The “culture of rape” and the famous scene of La Ciociara with Sophia Loren
Rape is not only one of the most despicable, abject, disgusting actions but it is the son of an attitude, a way of thinking; suffice it to remember that just on rape are based the “media” invectives that men of any political group, of any social class often use to ridicule, offend and silence women. There is a “rape culture” that indicates different forms of violence, not just physical violence.

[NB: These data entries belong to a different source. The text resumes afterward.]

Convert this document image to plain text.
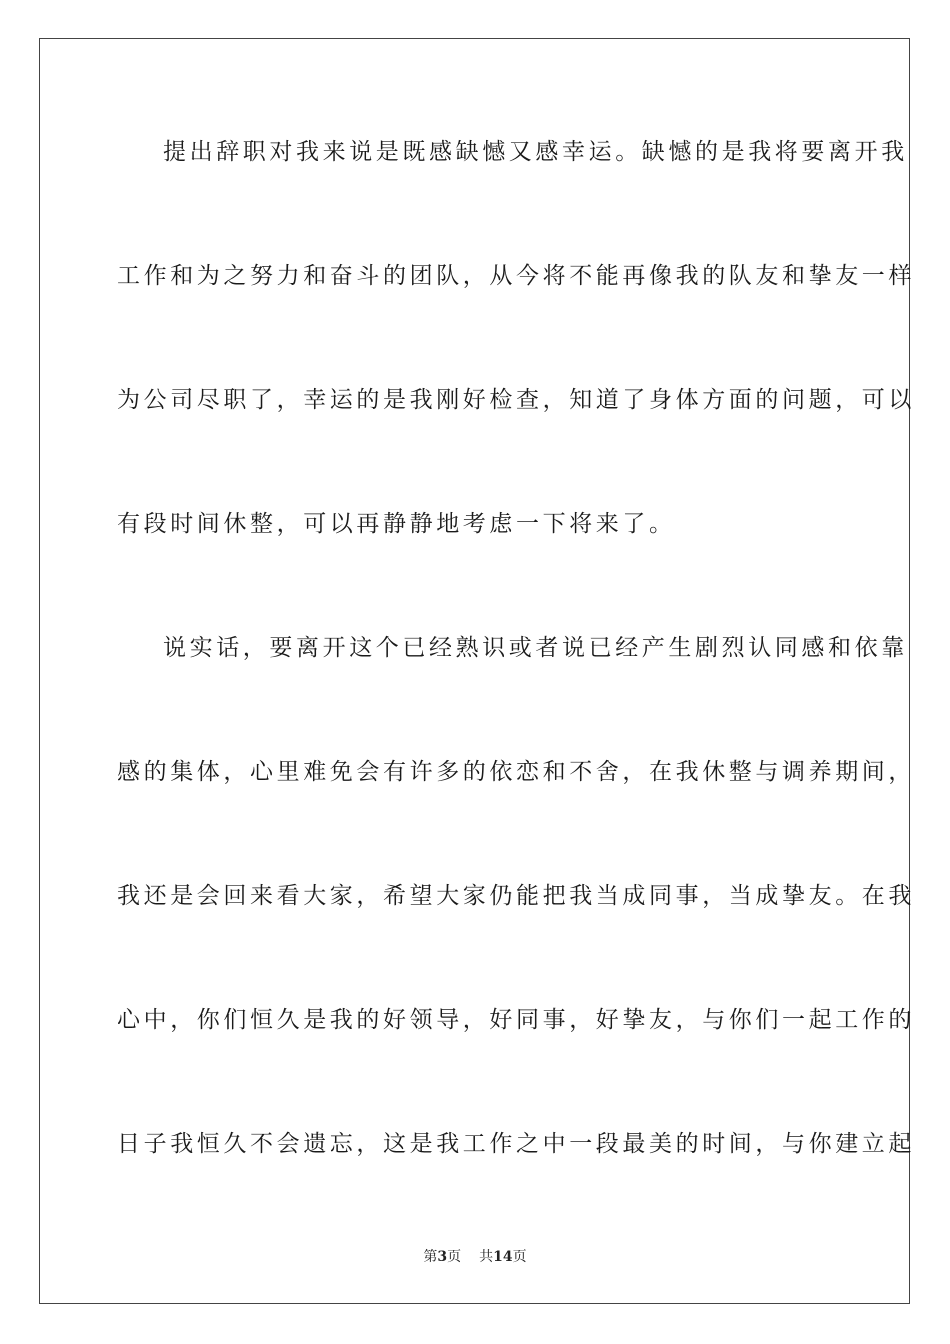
提出辞职对我来说是既感缺憾又感幸运。缺憾的是我将要离开我
工作和为之努力和奋斗的团队，从今将不能再像我的队友和挚友一样
为公司尽职了，幸运的是我刚好检查，知道了身体方面的问题，可以
有段时间休整，可以再静静地考虑一下将来了。
说实话，要离开这个已经熟识或者说已经产生剧烈认同感和依靠
感的集体，心里难免会有许多的依恋和不舍，在我休整与调养期间，
我还是会回来看大家，希望大家仍能把我当成同事，当成挚友。在我
心中，你们恒久是我的好领导，好同事，好挚友，与你们一起工作的
日子我恒久不会遗忘，这是我工作之中一段最美的时间，与你建立起
第3页 共14页
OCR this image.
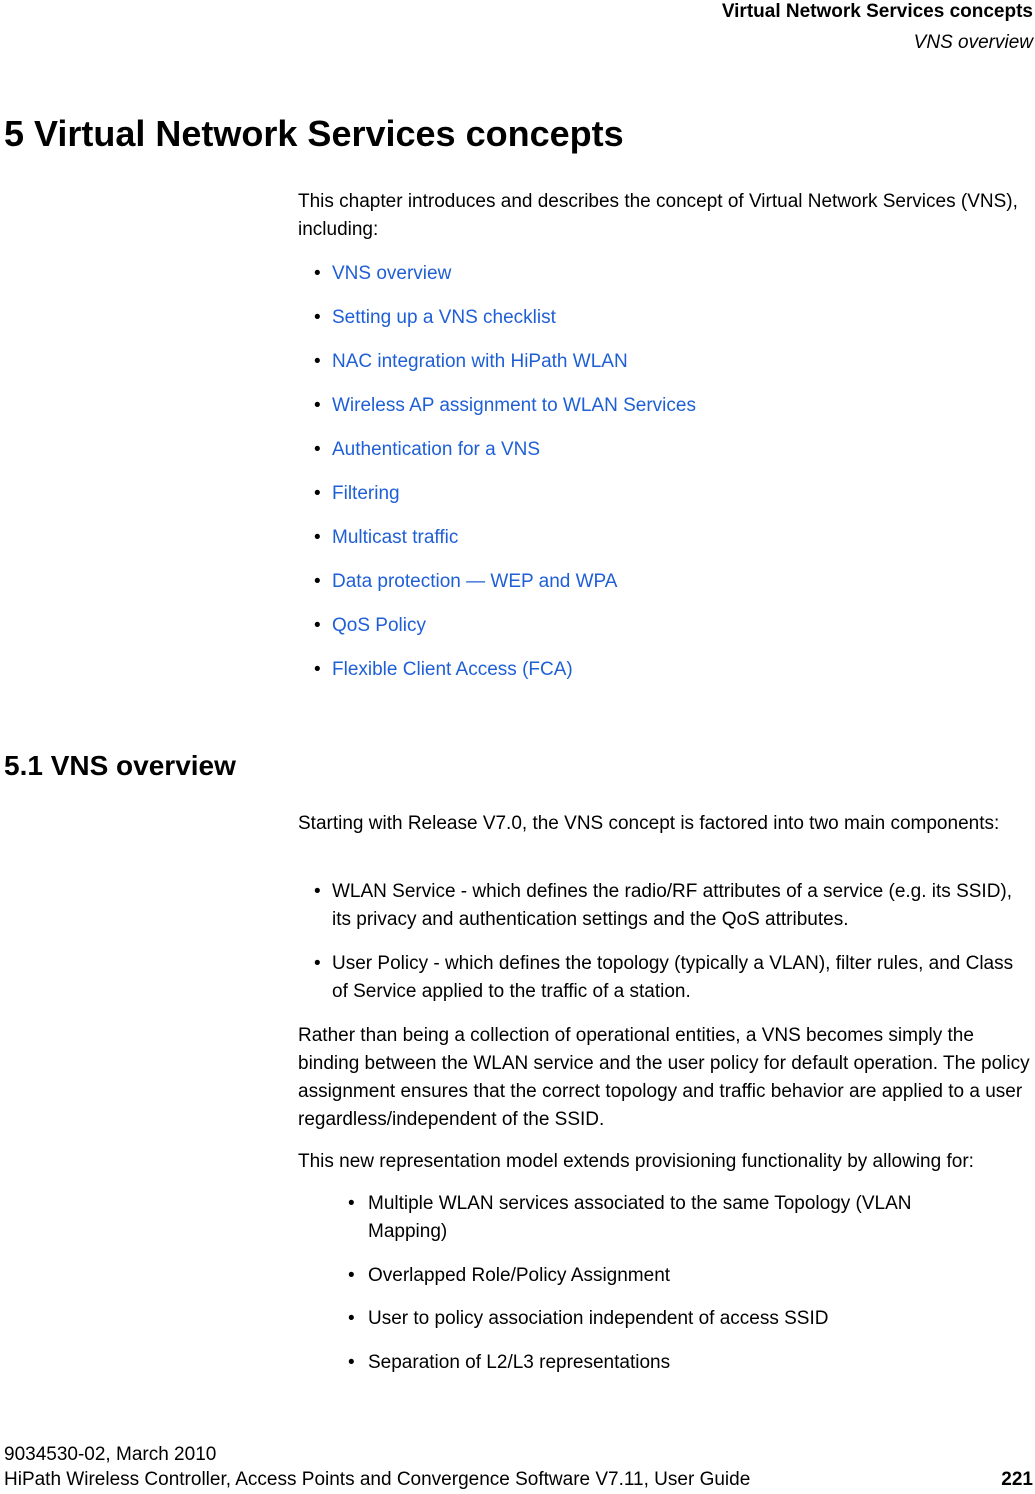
Virtual Network Services concepts
VNS overview
5 Virtual Network Services concepts
This chapter introduces and describes the concept of Virtual Network Services (VNS), including:
• VNS overview
• Setting up a VNS checklist
• NAC integration with HiPath WLAN
• Wireless AP assignment to WLAN Services
• Authentication for a VNS
• Filtering
• Multicast traffic
• Data protection — WEP and WPA
• QoS Policy
• Flexible Client Access (FCA)
5.1 VNS overview
Starting with Release V7.0, the VNS concept is factored into two main components:
• WLAN Service - which defines the radio/RF attributes of a service (e.g. its SSID), its privacy and authentication settings and the QoS attributes.
• User Policy - which defines the topology (typically a VLAN), filter rules, and Class of Service applied to the traffic of a station.
Rather than being a collection of operational entities, a VNS becomes simply the binding between the WLAN service and the user policy for default operation. The policy assignment ensures that the correct topology and traffic behavior are applied to a user regardless/independent of the SSID.
This new representation model extends provisioning functionality by allowing for:
• Multiple WLAN services associated to the same Topology (VLAN Mapping)
• Overlapped Role/Policy Assignment
• User to policy association independent of access SSID
• Separation of L2/L3 representations
9034530-02, March 2010
HiPath Wireless Controller, Access Points and Convergence Software V7.11, User Guide	221
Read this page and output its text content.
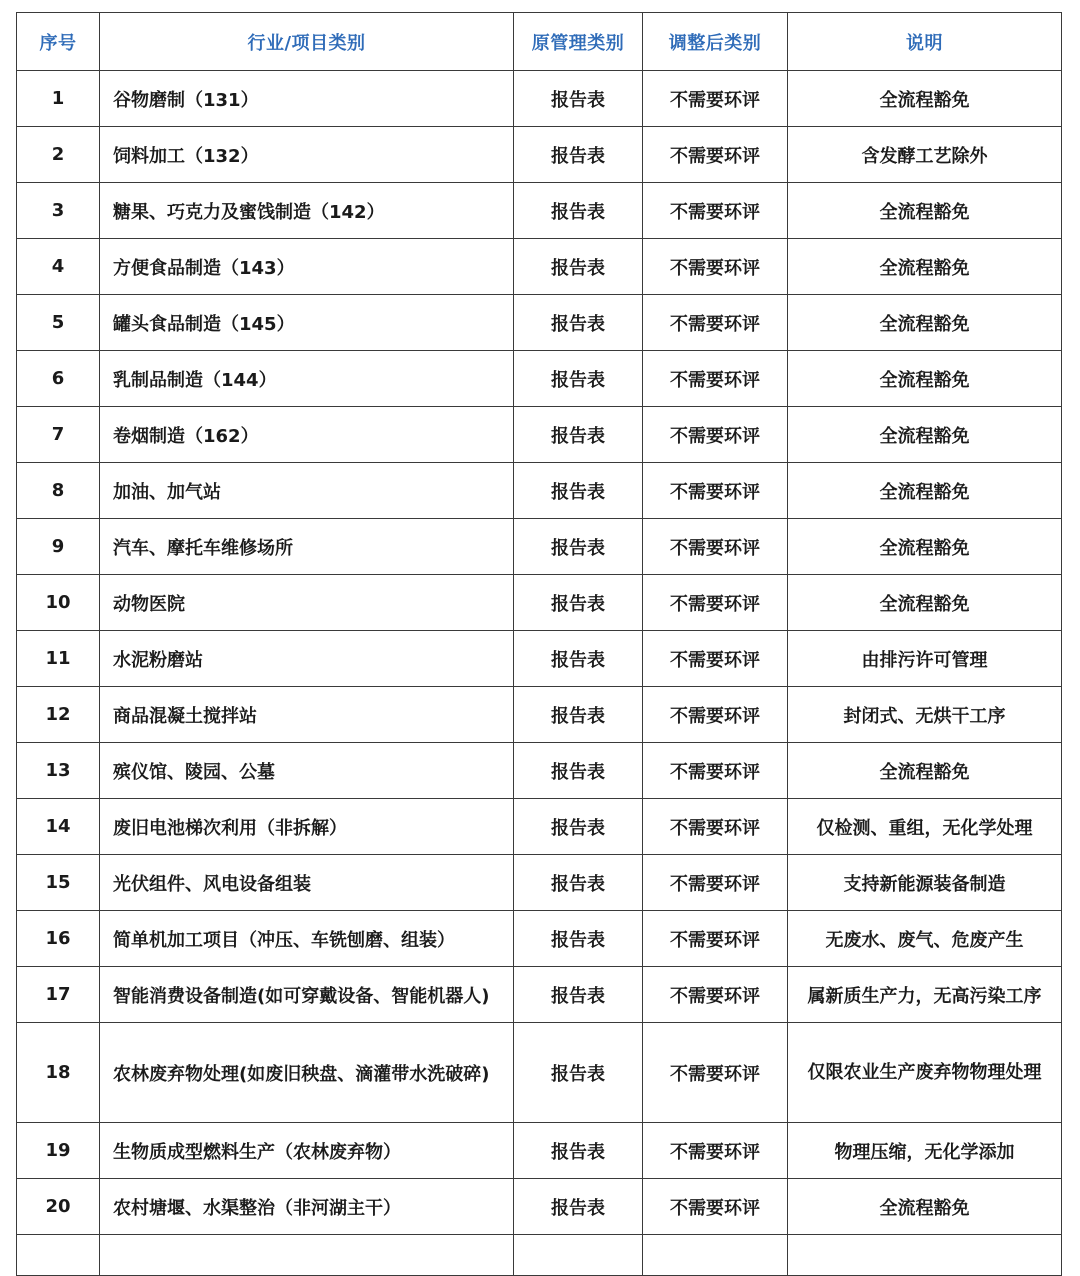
序号	行业/项目类别	原管理类别	调整后类别	说明
1	谷物磨制（131）	报告表	不需要环评	全流程豁免
2	饲料加工（132）	报告表	不需要环评	含发酵工艺除外
3	糖果、巧克力及蜜饯制造（142）	报告表	不需要环评	全流程豁免
4	方便食品制造（143）	报告表	不需要环评	全流程豁免
5	罐头食品制造（145）	报告表	不需要环评	全流程豁免
6	乳制品制造（144）	报告表	不需要环评	全流程豁免
7	卷烟制造（162）	报告表	不需要环评	全流程豁免
8	加油、加气站	报告表	不需要环评	全流程豁免
9	汽车、摩托车维修场所	报告表	不需要环评	全流程豁免
10	动物医院	报告表	不需要环评	全流程豁免
11	水泥粉磨站	报告表	不需要环评	由排污许可管理
12	商品混凝土搅拌站	报告表	不需要环评	封闭式、无烘干工序
13	殡仪馆、陵园、公墓	报告表	不需要环评	全流程豁免
14	废旧电池梯次利用（非拆解）	报告表	不需要环评	仅检测、重组，无化学处理
15	光伏组件、风电设备组装	报告表	不需要环评	支持新能源装备制造
16	简单机加工项目（冲压、车铣刨磨、组装）	报告表	不需要环评	无废水、废气、危废产生
17	智能消费设备制造(如可穿戴设备、智能机器人)	报告表	不需要环评	属新质生产力，无高污染工序
18	农林废弃物处理(如废旧秧盘、滴灌带水洗破碎)	报告表	不需要环评	仅限农业生产废弃物物理处理
19	生物质成型燃料生产（农林废弃物）	报告表	不需要环评	物理压缩，无化学添加
20	农村塘堰、水渠整治（非河湖主干）	报告表	不需要环评	全流程豁免
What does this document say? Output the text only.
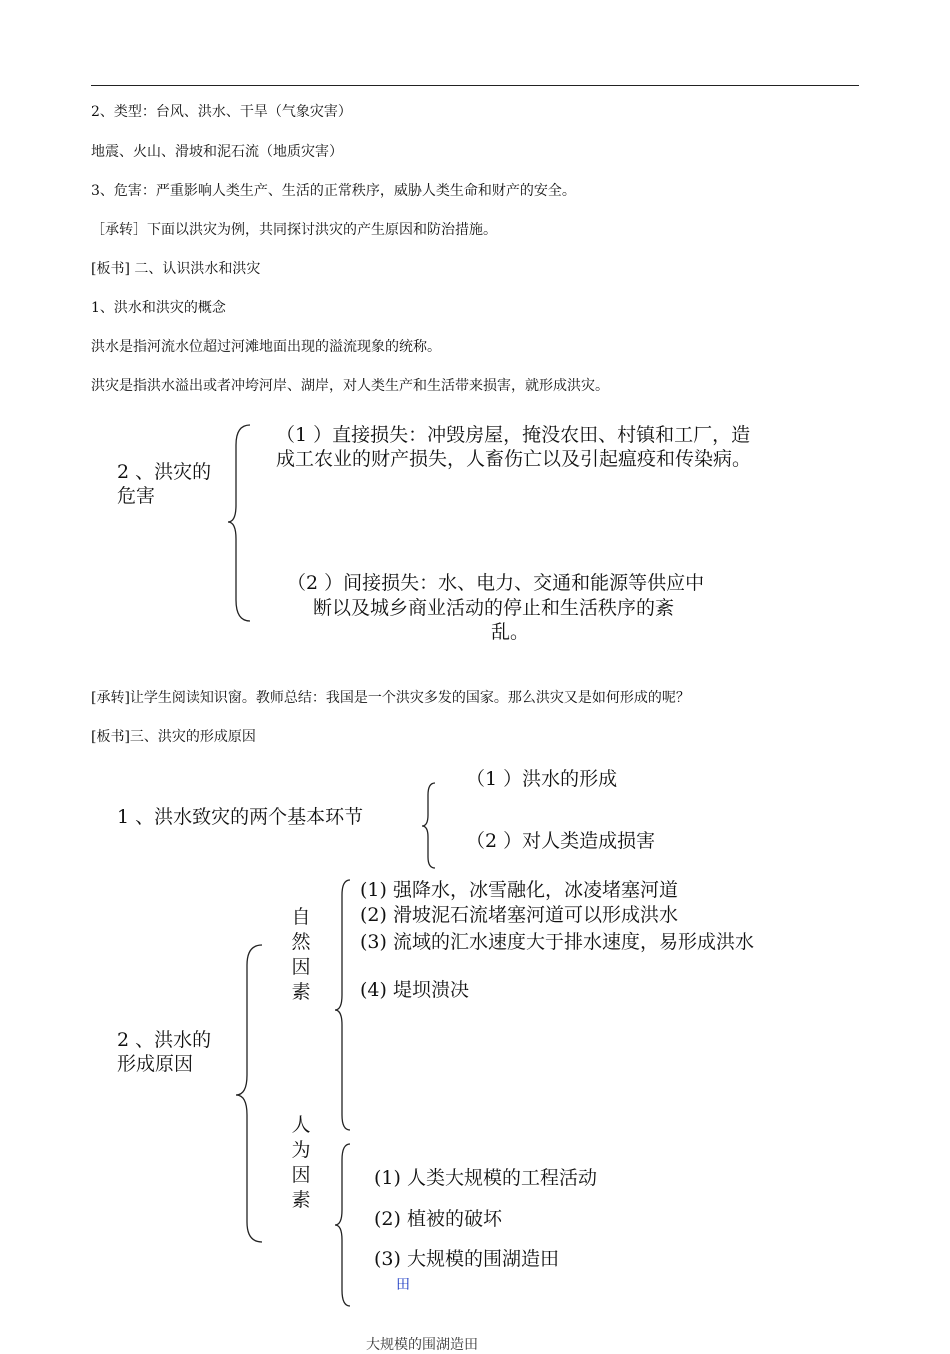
2、类型：台风、洪水、干旱（气象灾害）
地震、火山、滑坡和泥石流（地质灾害）
3、危害：严重影响人类生产、生活的正常秩序，威胁人类生命和财产的安全。
［承转］下面以洪灾为例，共同探讨洪灾的产生原因和防治措施。
[板书] 二、认识洪水和洪灾
1、洪水和洪灾的概念
洪水是指河流水位超过河滩地面出现的溢流现象的统称。
洪灾是指洪水溢出或者冲垮河岸、湖岸，对人类生产和生活带来损害，就形成洪灾。
2 、洪灾的危害
（1 ）直接损失：冲毁房屋，掩没农田、村镇和工厂，造成工农业的财产损失，人畜伤亡以及引起瘟疫和传染病。
（2 ）间接损失：水、电力、交通和能源等供应中
断以及城乡商业活动的停止和生活秩序的紊
乱。
[承转]让学生阅读知识窗。教师总结：我国是一个洪灾多发的国家。那么洪灾又是如何形成的呢？
[板书]三、洪灾的形成原因
1 、洪水致灾的两个基本环节
（1 ）洪水的形成
（2 ）对人类造成损害
2 、洪水的形成原因
自
然
因
素
(1) 强降水，冰雪融化，冰凌堵塞河道
(2) 滑坡泥石流堵塞河道可以形成洪水
(3) 流域的汇水速度大于排水速度，易形成洪水
(4) 堤坝溃决
人
为
因
素
(1) 人类大规模的工程活动
(2) 植被的破坏
(3) 大规模的围湖造田
田
大规模的围湖造田
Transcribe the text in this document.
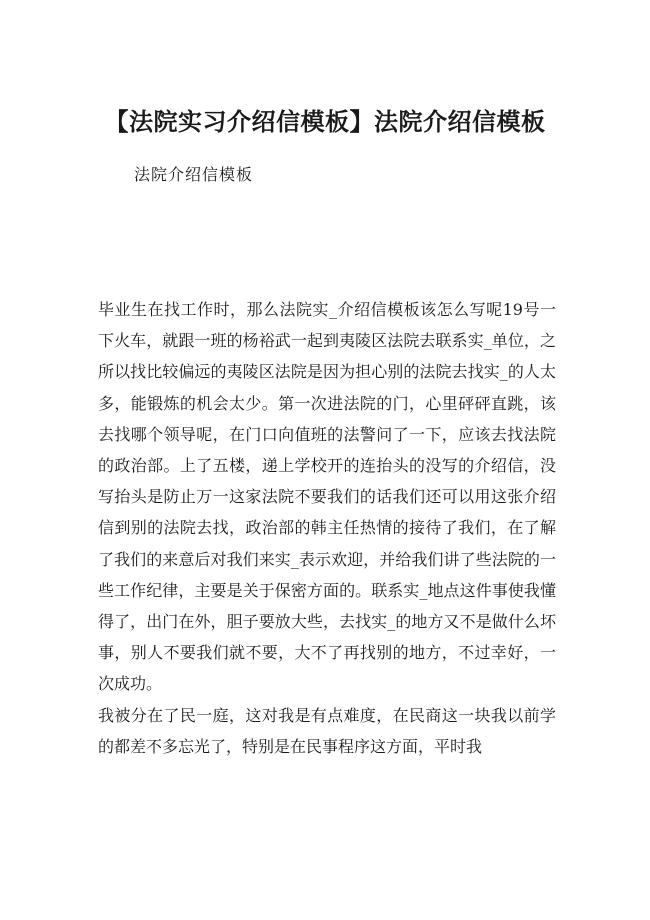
【法院实习介绍信模板】法院介绍信模板

法院介绍信模板

毕业生在找工作时，那么法院实_介绍信模板该怎么写呢19号一下火车，就跟一班的杨裕武一起到夷陵区法院去联系实_单位，之所以找比较偏远的夷陵区法院是因为担心别的法院去找实_的人太多，能锻炼的机会太少。第一次进法院的门，心里砰砰直跳，该去找哪个领导呢，在门口向值班的法警问了一下，应该去找法院的政治部。上了五楼，递上学校开的连抬头的没写的介绍信，没写抬头是防止万一这家法院不要我们的话我们还可以用这张介绍信到别的法院去找，政治部的韩主任热情的接待了我们，在了解了我们的来意后对我们来实_表示欢迎，并给我们讲了些法院的一些工作纪律，主要是关于保密方面的。联系实_地点这件事使我懂得了，出门在外，胆子要放大些，去找实_的地方又不是做什么坏事，别人不要我们就不要，大不了再找别的地方，不过幸好，一次成功。

我被分在了民一庭，这对我是有点难度，在民商这一块我以前学的都差不多忘光了，特别是在民事程序这方面，平时我
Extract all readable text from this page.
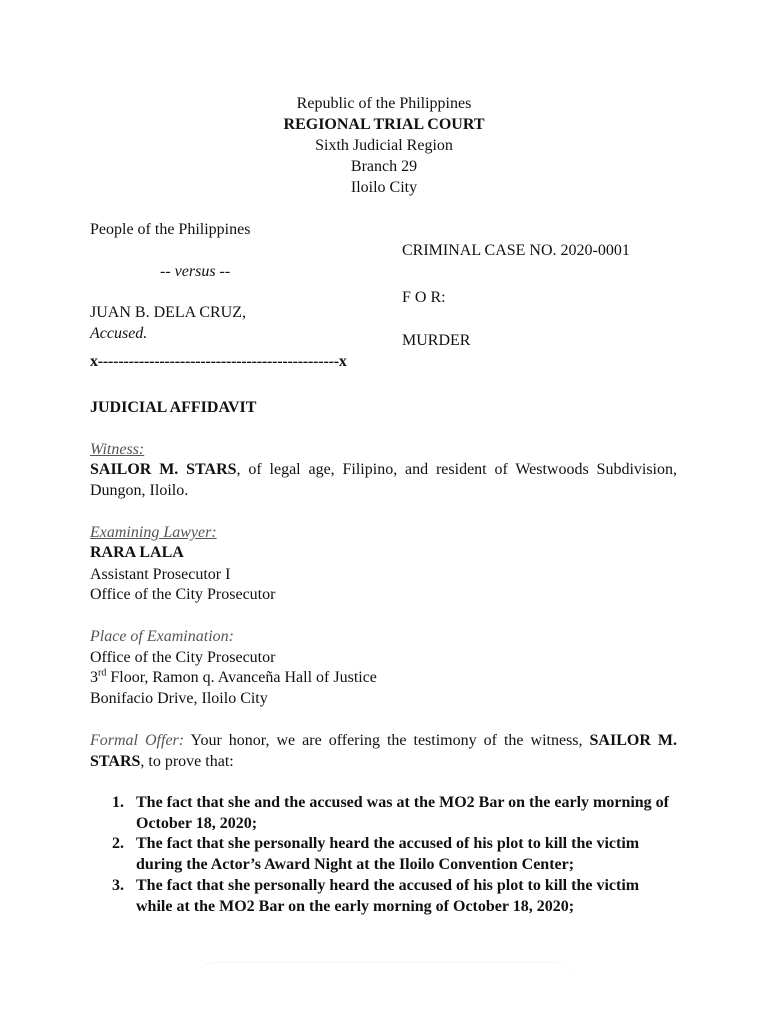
Republic of the Philippines
REGIONAL TRIAL COURT
Sixth Judicial Region
Branch 29
Iloilo City
People of the Philippines
-- versus --
JUAN B. DELA CRUZ,
Accused.
x-----------------------------------------------x
CRIMINAL CASE NO. 2020-0001
F O R:
MURDER
JUDICIAL AFFIDAVIT
Witness:
SAILOR M. STARS, of legal age, Filipino, and resident of Westwoods Subdivision, Dungon, Iloilo.
Examining Lawyer:
RARA LALA
Assistant Prosecutor I
Office of the City Prosecutor
Place of Examination:
Office of the City Prosecutor
3rd Floor, Ramon q. Avanceña Hall of Justice
Bonifacio Drive, Iloilo City
Formal Offer: Your honor, we are offering the testimony of the witness, SAILOR M. STARS, to prove that:
1. The fact that she and the accused was at the MO2 Bar on the early morning of October 18, 2020;
2. The fact that she personally heard the accused of his plot to kill the victim during the Actor’s Award Night at the Iloilo Convention Center;
3. The fact that she personally heard the accused of his plot to kill the victim while at the MO2 Bar on the early morning of October 18, 2020;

The act is a political problem and it is not a case that often it was a “technique” with which in war the winner reaffirmed his supremacy by annihilating the women of the won population
The terrible scene of “La Ciociara”, by Vittorio De Sica, in which Sophia Loren witnesses the violence on her daughter and happens to her too. A scene that hurts the eyes of the viewer and incredibly seems to represent something different than the films previously mentioned; explodes the terrified and crying face of these two women who suffer what they suffer because they represent the defeated nation. Screams, wide eyes, open mouths that can’t make sounds, bodies that try to escape, to protect themselves to the last moment: this is the account of an action with a value that goes beyond the violence itself – which is already of unlimited gravity – touching even deeper chasms that affect society, often unable to translate not only into words but also into facts the concept of respect, equality, dignity. Often moving images manage to reach and move what a listened story to is not able to do and therefore can serve to understand that much can and must be done for the condition of the woman.